The osmotic pressure of a solution containing $1.5\,\text{g}$ of a polymer in $250\,\text{mL}$ of water is $2.45 \times 10^{-3}\,\text{atm}$ at $300\,\text{K}$ . Calculate the molar mass of the polymer. ( $R = 0.0821\,\text{L atm K}^{-1}\,\text{mol}^{-1}$ )

Solution:

$\pi V = nRT \implies n = \pi V / (RT)$ .

$n = \frac{2.45 \times 10^{-3} \times 0.250}{0.0821 \times 300} = \frac{6.125 \times 10^{-4}}{24.63} = 2.49 \times 10^{-5}\,\text{mol}$

Molar mass = $\frac{1.5}{2.49 \times 10^{-5}} \approx 60{,}300\,\text{g/mol}$ .

PYQ 3 (CBSE 2024, 2 marks)

Why is the relative lowering of vapour pressure used to determine the molar mass of a non-volatile solute?

Solution:

Relative lowering of vapour pressure depends only on the mole fraction of the solute. By measuring this ratio for a known mass of solute, the number of moles can be calculated, and hence the molar mass. The method works for non-volatile solutes because volatile solutes contribute their own vapour pressure and complicate the analysis.

Difficulty Distribution

Easy (concentration unit conversion): 2 marks
Medium (Raoult’s law / colligative numerical): 3 marks
Hard (osmotic pressure for molar mass + van ‘t Hoff): 5 marks

The chapter rewards practice — once you do 10 numericals across the four colligative properties, the patterns become predictable.

Expert Strategy

CBSE always asks at least one numerical involving osmotic pressure or freezing point depression.
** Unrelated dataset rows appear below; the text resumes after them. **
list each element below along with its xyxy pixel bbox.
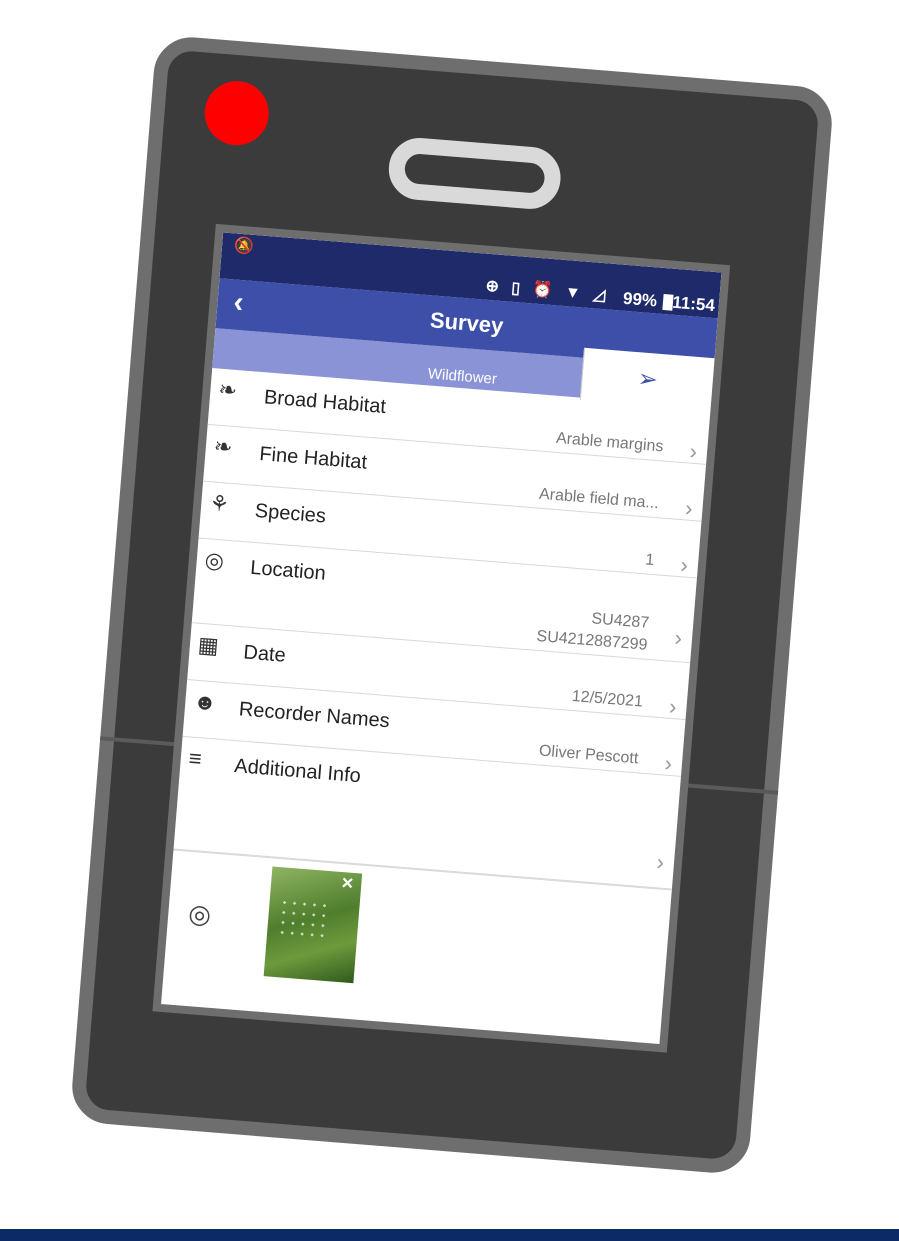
photo-thumbnail[interactable]: × [263,866,363,984]
row-label: Additional Info [233,755,362,788]
chevron-right-icon: › [663,750,673,777]
flower-texture [276,897,330,942]
chevron-right-icon: › [688,438,699,465]
row-label: Location [249,556,327,585]
chevron-right-icon: › [684,495,694,521]
device-handle-slot [386,135,563,212]
row-label: Date [242,641,287,667]
row-label: Species [254,499,327,528]
chevron-right-icon: › [655,849,666,875]
survey-app: 🔕 ⊕ ▯ ⏰ ▼ ◿ 99% 11:54 ‹ Survey ➢ Wildflo… [161,232,722,1045]
row-value: Oliver Pescott [538,742,639,768]
habitat-icon: ❧ [217,376,238,404]
status-time: 11:54 [671,292,716,316]
habitat-icon: ❧ [212,433,234,460]
bottom-band [0,1229,899,1241]
grid-ref-full: SU4212887299 [535,627,649,654]
text-lines-icon: ≡ [187,745,203,772]
battery-level: 99% [622,288,658,311]
row-label: Broad Habitat [263,386,387,419]
sprout-icon: ⚘ [208,490,231,517]
paper-plane-icon: ➢ [636,364,659,394]
row-value: 1 [644,551,655,570]
chevron-right-icon: › [679,552,689,578]
phone-device: 🔕 ⊕ ▯ ⏰ ▼ ◿ 99% 11:54 ‹ Survey ➢ Wildflo… [69,34,835,1176]
add-person-icon: ☻ [192,688,218,716]
location-pin-icon: ◎ [203,547,225,574]
chevron-right-icon: › [673,625,684,651]
calendar-icon: ▦ [197,631,220,659]
row-label: Fine Habitat [258,443,368,474]
row-value: 12/5/2021 [571,687,644,711]
row-value: Arable margins [555,429,665,456]
chevron-right-icon: › [668,693,678,720]
camera-icon[interactable]: ◎ [187,898,212,931]
notifications-off-icon: 🔕 [233,237,255,256]
phone-screen: 🔕 ⊕ ▯ ⏰ ▼ ◿ 99% 11:54 ‹ Survey ➢ Wildflo… [152,223,731,1053]
grid-ref-short: SU4287 [590,610,650,632]
send-button[interactable]: ➢ [579,347,715,411]
record-indicator [202,78,272,148]
close-icon[interactable]: × [341,872,354,896]
row-value: SU4287 SU4212887299 [536,604,650,657]
row-label: Recorder Names [238,698,391,733]
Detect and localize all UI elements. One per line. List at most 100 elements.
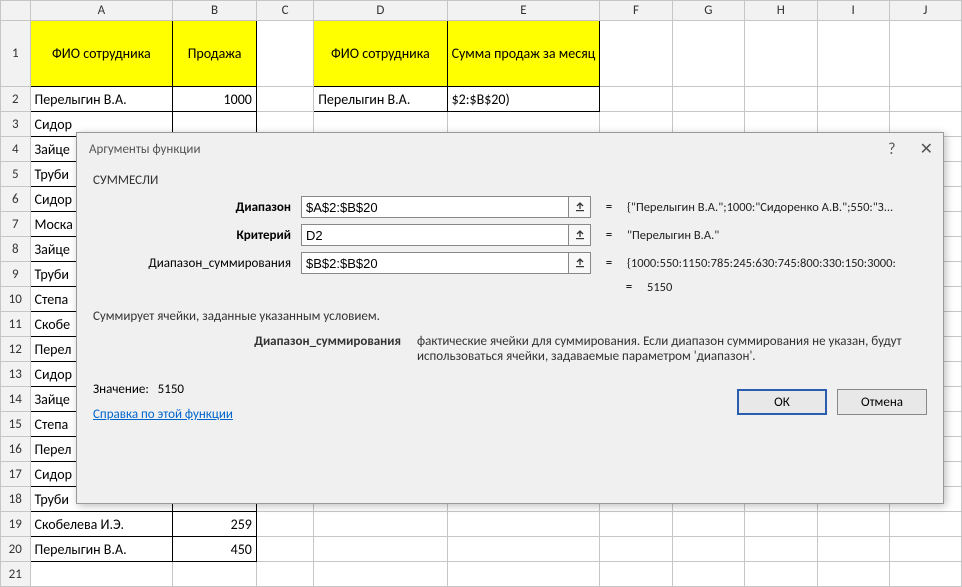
cell[interactable]	[30, 562, 173, 587]
cell[interactable]	[672, 537, 744, 562]
col-header-F[interactable]: F	[600, 1, 672, 21]
cell[interactable]: ФИО сотрудника	[30, 21, 173, 87]
cell[interactable]	[256, 87, 313, 112]
argument-preview: "Перелыгин В.А."	[627, 228, 929, 243]
cell[interactable]	[817, 512, 889, 537]
cell[interactable]	[600, 537, 672, 562]
col-header-H[interactable]: H	[745, 1, 817, 21]
cell[interactable]	[745, 512, 817, 537]
col-header-J[interactable]: J	[889, 1, 961, 21]
cell[interactable]	[817, 537, 889, 562]
cell[interactable]	[889, 562, 961, 587]
cell[interactable]	[600, 21, 672, 87]
help-icon[interactable]: ?	[888, 140, 895, 159]
close-icon[interactable]: ✕	[920, 139, 933, 159]
cell[interactable]	[817, 87, 889, 112]
cell[interactable]	[600, 512, 672, 537]
row-header[interactable]: 15	[1, 412, 31, 437]
row-header[interactable]: 10	[1, 287, 31, 312]
range-picker-icon[interactable]	[569, 224, 591, 246]
argument-input[interactable]	[301, 196, 569, 218]
cell[interactable]	[889, 512, 961, 537]
row-header[interactable]: 21	[1, 562, 31, 587]
col-header-D[interactable]: D	[314, 1, 447, 21]
cell[interactable]: Продажа	[173, 21, 257, 87]
cell[interactable]: Перелыгин В.А.	[30, 537, 173, 562]
row-header[interactable]: 2	[1, 87, 31, 112]
range-picker-icon[interactable]	[569, 252, 591, 274]
cell[interactable]: Сумма продаж за месяц	[447, 21, 600, 87]
cell[interactable]	[314, 562, 447, 587]
cell[interactable]: Скобелева И.Э.	[30, 512, 173, 537]
cell[interactable]	[745, 87, 817, 112]
row-header[interactable]: 12	[1, 337, 31, 362]
cell[interactable]: 450	[173, 537, 257, 562]
function-name: СУММЕСЛИ	[93, 173, 929, 188]
cell[interactable]	[889, 21, 961, 87]
cell[interactable]: $2:$B$20)	[447, 87, 600, 112]
argument-label: Диапазон	[91, 200, 291, 215]
cell[interactable]	[600, 562, 672, 587]
cell[interactable]	[447, 562, 600, 587]
row-header[interactable]: 5	[1, 162, 31, 187]
range-picker-icon[interactable]	[569, 196, 591, 218]
cell[interactable]	[745, 21, 817, 87]
cell[interactable]	[817, 21, 889, 87]
cell[interactable]	[889, 87, 961, 112]
equals-sign: =	[601, 228, 617, 243]
cell[interactable]: ФИО сотрудника	[314, 21, 447, 87]
cell[interactable]	[889, 537, 961, 562]
hint-text: фактические ячейки для суммирования. Есл…	[417, 334, 929, 364]
row-header[interactable]: 13	[1, 362, 31, 387]
help-link[interactable]: Справка по этой функции	[93, 407, 233, 422]
row-header[interactable]: 9	[1, 262, 31, 287]
cell[interactable]	[173, 562, 257, 587]
cell[interactable]	[745, 562, 817, 587]
cell[interactable]	[256, 562, 313, 587]
col-header-G[interactable]: G	[672, 1, 744, 21]
col-header-A[interactable]: A	[30, 1, 173, 21]
row-header[interactable]: 17	[1, 462, 31, 487]
row-header[interactable]: 11	[1, 312, 31, 337]
col-header-B[interactable]: B	[173, 1, 257, 21]
row-header[interactable]: 20	[1, 537, 31, 562]
row-header[interactable]: 8	[1, 237, 31, 262]
col-header-C[interactable]: C	[256, 1, 313, 21]
corner-cell[interactable]	[1, 1, 31, 21]
argument-input[interactable]	[301, 224, 569, 246]
cell[interactable]	[672, 21, 744, 87]
argument-input[interactable]	[301, 252, 569, 274]
cell[interactable]	[256, 537, 313, 562]
cell[interactable]	[817, 562, 889, 587]
argument-row: Диапазон={"Перелыгин В.А.";1000:"Сидорен…	[91, 196, 929, 218]
row-header[interactable]: 19	[1, 512, 31, 537]
cell[interactable]	[600, 87, 672, 112]
cancel-button[interactable]: Отмена	[837, 389, 927, 415]
cell[interactable]	[672, 512, 744, 537]
value-label: Значение:	[93, 382, 149, 397]
row-header[interactable]: 16	[1, 437, 31, 462]
cell[interactable]: Перелыгин В.А.	[314, 87, 447, 112]
cell[interactable]	[314, 512, 447, 537]
cell[interactable]	[447, 512, 600, 537]
cell[interactable]	[256, 512, 313, 537]
cell[interactable]	[256, 21, 313, 87]
cell[interactable]	[672, 562, 744, 587]
ok-button[interactable]: ОК	[737, 389, 827, 415]
row-header[interactable]: 18	[1, 487, 31, 512]
cell[interactable]	[672, 87, 744, 112]
row-header[interactable]: 14	[1, 387, 31, 412]
col-header-I[interactable]: I	[817, 1, 889, 21]
row-header[interactable]: 1	[1, 21, 31, 87]
col-header-E[interactable]: E	[447, 1, 600, 21]
row-header[interactable]: 6	[1, 187, 31, 212]
cell[interactable]	[314, 537, 447, 562]
cell[interactable]: 259	[173, 512, 257, 537]
cell[interactable]: 1000	[173, 87, 257, 112]
cell[interactable]	[447, 537, 600, 562]
cell[interactable]: Перелыгин В.А.	[30, 87, 173, 112]
cell[interactable]	[745, 537, 817, 562]
row-header[interactable]: 3	[1, 112, 31, 137]
row-header[interactable]: 7	[1, 212, 31, 237]
row-header[interactable]: 4	[1, 137, 31, 162]
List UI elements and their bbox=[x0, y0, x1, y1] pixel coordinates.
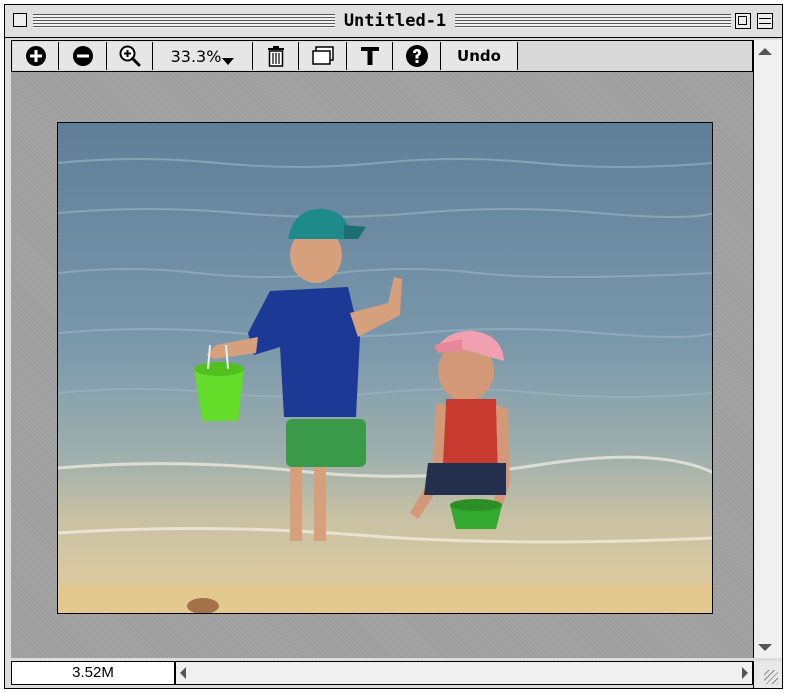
question-circle-icon bbox=[405, 45, 428, 67]
text-t-icon bbox=[360, 47, 379, 65]
minus-circle-icon bbox=[72, 46, 93, 66]
zoom-level-value: 33.3% bbox=[170, 46, 222, 66]
frame-button[interactable] bbox=[299, 42, 347, 70]
beach-photo[interactable] bbox=[57, 122, 713, 614]
zoom-out-button[interactable] bbox=[59, 42, 107, 70]
scroll-up-arrow-icon[interactable] bbox=[758, 48, 772, 55]
frame-icon bbox=[311, 46, 334, 65]
title-stripes-left bbox=[33, 14, 335, 28]
scroll-left-arrow-icon[interactable] bbox=[180, 667, 186, 679]
trash-button[interactable] bbox=[253, 42, 299, 70]
magnify-button[interactable] bbox=[107, 42, 153, 70]
window-title: Untitled-1 bbox=[337, 8, 453, 34]
trash-can-icon bbox=[267, 46, 284, 67]
beach-photo-image bbox=[58, 123, 712, 613]
collapse-box[interactable] bbox=[757, 13, 773, 29]
plus-circle-icon bbox=[25, 46, 46, 66]
canvas-area[interactable] bbox=[11, 72, 753, 658]
scroll-down-arrow-icon[interactable] bbox=[758, 644, 772, 651]
popup-triangle-icon bbox=[222, 58, 235, 65]
magnifier-plus-icon bbox=[119, 45, 140, 67]
horizontal-scrollbar[interactable] bbox=[175, 661, 753, 685]
vertical-scrollbar[interactable] bbox=[753, 40, 782, 658]
zoom-level-popup[interactable]: 33.3% bbox=[153, 42, 253, 70]
text-tool-button[interactable] bbox=[347, 42, 393, 70]
toolbar: 33.3% Undo bbox=[11, 40, 753, 72]
zoom-in-button[interactable] bbox=[13, 42, 59, 70]
title-stripes-right bbox=[455, 14, 731, 28]
undo-label: Undo bbox=[457, 47, 501, 65]
help-button[interactable] bbox=[393, 42, 441, 70]
resize-grow-box[interactable] bbox=[753, 661, 782, 688]
file-size-status: 3.52M bbox=[11, 661, 175, 685]
title-bar[interactable]: Untitled-1 bbox=[5, 5, 782, 38]
close-box[interactable] bbox=[13, 13, 27, 27]
zoom-box[interactable] bbox=[735, 13, 751, 29]
scroll-right-arrow-icon[interactable] bbox=[742, 667, 748, 679]
document-window: Untitled-1 33.3% Undo 3.52M bbox=[4, 4, 783, 689]
undo-button[interactable]: Undo bbox=[441, 42, 518, 70]
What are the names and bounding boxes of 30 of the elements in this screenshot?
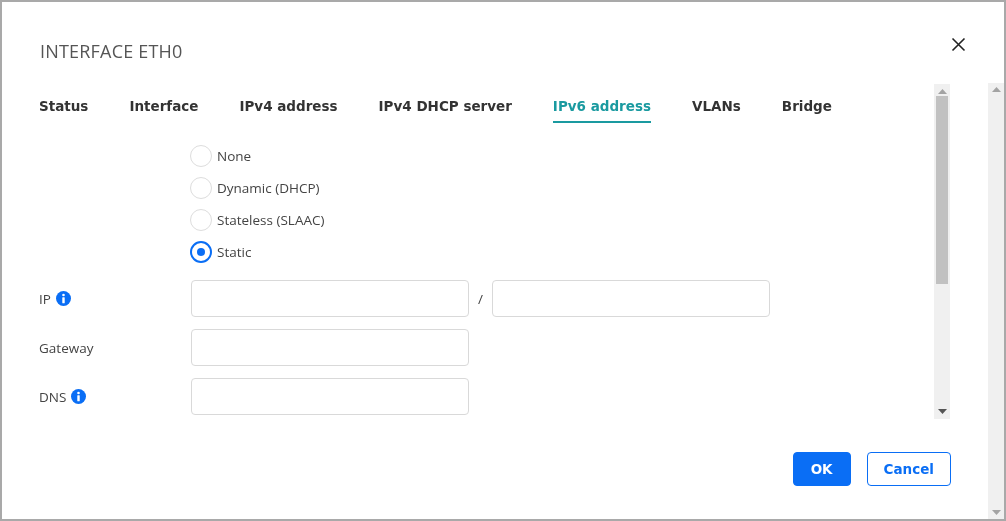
field-label: IP	[39, 289, 51, 308]
tab[interactable]: Interface	[129, 96, 199, 123]
tab[interactable]: Bridge	[781, 96, 832, 123]
input-field[interactable]	[191, 280, 469, 317]
scroll-down-icon[interactable]	[937, 409, 947, 414]
ok-button[interactable]: OK	[792, 452, 851, 486]
input-field[interactable]	[492, 280, 770, 317]
info-icon[interactable]	[55, 291, 71, 306]
cancel-button[interactable]: Cancel	[866, 452, 951, 486]
field-label: DNS	[39, 387, 67, 406]
info-icon[interactable]	[71, 389, 87, 404]
radio-label: None	[217, 147, 252, 165]
tab[interactable]: IPv4 address	[239, 96, 338, 123]
separator-text: /	[477, 289, 484, 308]
tab[interactable]: Status	[39, 96, 89, 123]
tab[interactable]: IPv4 DHCP server	[378, 96, 512, 123]
field-label: Gateway	[39, 338, 94, 357]
tab[interactable]: VLANs	[692, 96, 741, 123]
radio-label: Static	[217, 243, 252, 261]
scroll-up-icon[interactable]	[991, 87, 1001, 92]
radio-button[interactable]	[190, 241, 212, 263]
scroll-up-icon[interactable]	[937, 89, 947, 94]
scrollbar[interactable]	[988, 83, 1004, 519]
close-icon[interactable]	[951, 36, 966, 52]
input-field[interactable]	[191, 378, 469, 415]
radio-label: Dynamic (DHCP)	[217, 179, 320, 197]
scrollbar[interactable]	[934, 84, 950, 419]
radio-label: Stateless (SLAAC)	[217, 211, 325, 229]
dialog-title: INTERFACE ETH0	[40, 39, 183, 63]
input-field[interactable]	[191, 329, 469, 366]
Master the substitution sequence: identify $\Delta T$ , find molality, find moles, find molar mass.

Use molality ( $m$ ) for $\Delta T_b$ and $\Delta T_f$ , and molarity ( $c$ ) for $\pi$ . They are easy to swap if you write the formulas wrong. Memorise: “B and F use small m; pi uses big M.”

For ionic solutes, multiply the calculated colligative property by the van ‘t Hoff factor $i$ . For NaCl $i \approx 2$ , $CaCl_2 \approx 3$ , $K_4[Fe(CN)_6] \approx 5$ . CBSE often tests whether you remember to include $i$ .

Common Traps

Trap 1 — Mixing molality and molarity. They are numerically close in dilute aqueous solutions but conceptually different. Always read the formula carefully.

Trap 2 — Forgetting the van ‘t Hoff factor for ionic solutes. A 0.1 m NaCl solution behaves like 0.2 m for colligative purposes.

Trap 3 — Using °C instead of K in osmotic pressure. Thermodynamic temperature must be in kelvin. Add 273 to °C.

Trap 4 — Forgetting unit conversion in molality. Solvent mass must be in kg, not grams. 100 g of water = 0.1 kg.

Trap 5 — Assuming all aqueous solutions are ideal. Concentrated solutions, especially of strong electrolytes, deviate significantly. CBSE rarely tests this but JEE does.